Modern Design for – Pools and Drought
Should the iconic, sparkly blue Southern California swimming pool be sacrificed in the name of water conservation? The golden state is living up to its name these days – definitely not so green. Some water districts may prohibit new pools from being filled and have limits on how much water existing pools can use.
An average pool holds 15,000 gallons of water; so it is the initial filling that can make a pool owner feel like a water hog. The only solace here is that the water has not gone down the storm drains, it is not being wasted, but filtered, recycled, and it is available for emergency use. And of course ready for you to float around on your pool noodle.

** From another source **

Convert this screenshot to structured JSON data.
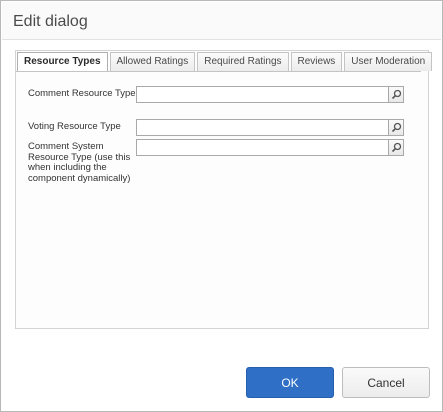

Once filled however, pools and their surrounding hardscapes use about the same amount of water as a lawn of the same size, and much less if the proper steps are taken:
- Evaporation is the main reason pool owners are forced to add water to their pool, and can be cut by as much as 50% by investing in a solar blanket or cover made of UV- stabilized polyethylene, polypropylene, or vinyl. Solar or bubble covers conserve water but also cut energy use by enhancing the solar warming of the water.
- Be sure to drain any water that has settled on your pool cover. This prevents water loss due to evaporation and also prevents mosquitos from setting up a nursery on the stagnant water.
- As the weather cools be mindful of the weather report and remove your pool cover right before showers to add rainwater.
- Keep the heat 80 degrees or below – be brave, you can do it. The heat encourages evaporation.
- Nix the splash fights kids; keep the water in the pool.
So while pool guilt is real and justifiable, there are ways to conserve as much as you can while we all do a dance for El Nino this winter.